Everyone can take a look at changes and test it in PMM by using the following images
server docker - perconalab/pmm-server-fb:PR-2643-72e8e6e client docker - perconalab/pmm-client-fb:PR-2643-72e8e6e client - https://s3.us-east-2.amazonaws.com/pmm-build-cache/PR-BUILDS/pmm2-client/pmm2-client-PR-2643-72e8e6e.tar.gz Create Staging Instance: https://pmm.cd.percona.com/job/aws-staging-start/parambuild/?DOCKER_VERSION=perconalab/pmm-server-fb:PR-2643-72e8e6e&CLIENT_VERSION=https://s3.us-east-2.amazonaws.com/pmm-build-cache/PR-BUILDS/pmm2-client/pmm2-client-PR-2643-72e8e6e.tar.gz
My inputs for further steps
I think it'll be good to have
- Collector of those metrics with additional parameters for databases and tables that have more than 1000 tables
- Labels like oid, table, schema, and database can produce high cardinality issues in the future on large-scale databases with many tables. Or many clusters with many tables.

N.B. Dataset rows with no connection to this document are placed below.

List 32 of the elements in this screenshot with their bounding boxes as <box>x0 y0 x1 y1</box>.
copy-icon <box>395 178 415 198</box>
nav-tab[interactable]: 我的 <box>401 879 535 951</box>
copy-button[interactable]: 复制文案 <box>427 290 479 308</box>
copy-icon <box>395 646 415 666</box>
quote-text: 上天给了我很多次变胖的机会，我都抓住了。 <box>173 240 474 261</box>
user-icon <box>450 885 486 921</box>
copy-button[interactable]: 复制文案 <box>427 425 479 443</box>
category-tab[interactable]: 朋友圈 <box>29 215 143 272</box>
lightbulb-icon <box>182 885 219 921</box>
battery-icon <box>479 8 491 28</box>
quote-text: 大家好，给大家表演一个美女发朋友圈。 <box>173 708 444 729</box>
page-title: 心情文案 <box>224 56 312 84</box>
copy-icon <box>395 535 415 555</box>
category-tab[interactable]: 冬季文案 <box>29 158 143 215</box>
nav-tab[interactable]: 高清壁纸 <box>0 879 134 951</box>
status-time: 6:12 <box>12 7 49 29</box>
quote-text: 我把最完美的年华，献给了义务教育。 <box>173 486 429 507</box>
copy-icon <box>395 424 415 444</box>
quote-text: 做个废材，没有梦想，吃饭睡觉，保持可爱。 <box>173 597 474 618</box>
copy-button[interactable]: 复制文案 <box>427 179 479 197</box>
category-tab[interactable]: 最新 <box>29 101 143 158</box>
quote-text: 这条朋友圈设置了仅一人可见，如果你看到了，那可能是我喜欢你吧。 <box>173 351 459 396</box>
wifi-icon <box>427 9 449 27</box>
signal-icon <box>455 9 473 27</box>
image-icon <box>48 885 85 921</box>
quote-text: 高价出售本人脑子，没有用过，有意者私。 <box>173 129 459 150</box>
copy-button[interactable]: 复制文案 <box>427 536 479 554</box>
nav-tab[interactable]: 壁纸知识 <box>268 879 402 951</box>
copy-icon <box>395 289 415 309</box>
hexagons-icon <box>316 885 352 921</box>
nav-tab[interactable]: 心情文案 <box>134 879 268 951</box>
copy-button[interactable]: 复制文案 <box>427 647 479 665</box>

We also discussed that Postgres exporter needs to work with PG connections more gentle because PG creates one process per connection and in the case of 50 databases PG exporter needs to open 50 connections (I'm not sure about this point)
Jobin's inputs
When it comes to autovacuum, the ultimate source of information is the PostgreSQL logs.
Generally every PostgreSQL user will set log_autovacuum_min_duration parameter and capture the details to PostgreSQL logs.
It is important to understand which tables are becoming too frequent candidate for autovacuum and the load it creates.
For example,
2022-07-30 16:15:01.497 IST [62272] LOG: automatic vacuum of table "postgres.public.pgbench_accounts": index scans: 1 pages: 0 removed, 32787 remain, 0 skipped due to pins, 0 skipped frozen tuples: 1000000 removed, 1000000 remain, 0 are dead but not yet removable, oldest xmin: 820290 index scan needed: 16394 pages from table (50.00% of total) had 1000000 dead item identifiers removed index "pgbench_accounts_pkey": pages: 5486 in total, 0 newly deleted, 0 currently deleted, 0 reusable index "idx_pgbench_accounts_bid": pages: 1629 in total, 836 newly deleted, 836 currently deleted, 0 reusable avg read rate: 101.908 MB/s, avg write rate: 114.909 MB/s buffer usage: 59385 hits, 36348 misses, 40985 dirtied WAL usage: 73567 records, 828 full page images, 16119666 bytes system usage: CPU: user: 0.82 s, system: 0.40 s, elapsed: 2.78 s
Charly's inputs
- We need to be careful with the load will be added to the database we are monitoring. Few comments above databases with large number of tables are mentioned but there are other cases, for example, an instance with many databases. Postgres requires 1 connection per database, and the more databases in the same instance, the more connections PMM will open. It's a global problem for PMM and PG but can be even more harmful here;
- Some queries can take longer depending on the number of objects (schemas, tables, etc) in the database and the 1k table cap may not solve the issue;
- This is great to start the vacuum monitoring but we need start thinking about other sources of information, for example the one mentioned by Jobin, the log files. It may be for another POC or features updates but are they in the road map?
- Configuration and granularity: Would it be possible for the user to have different granularity of the collected information? For example, would it be possible to enable the collector only for one specific database (the similar to schema in MySQL), and or disable for a list of them? Maybe add for future improvements?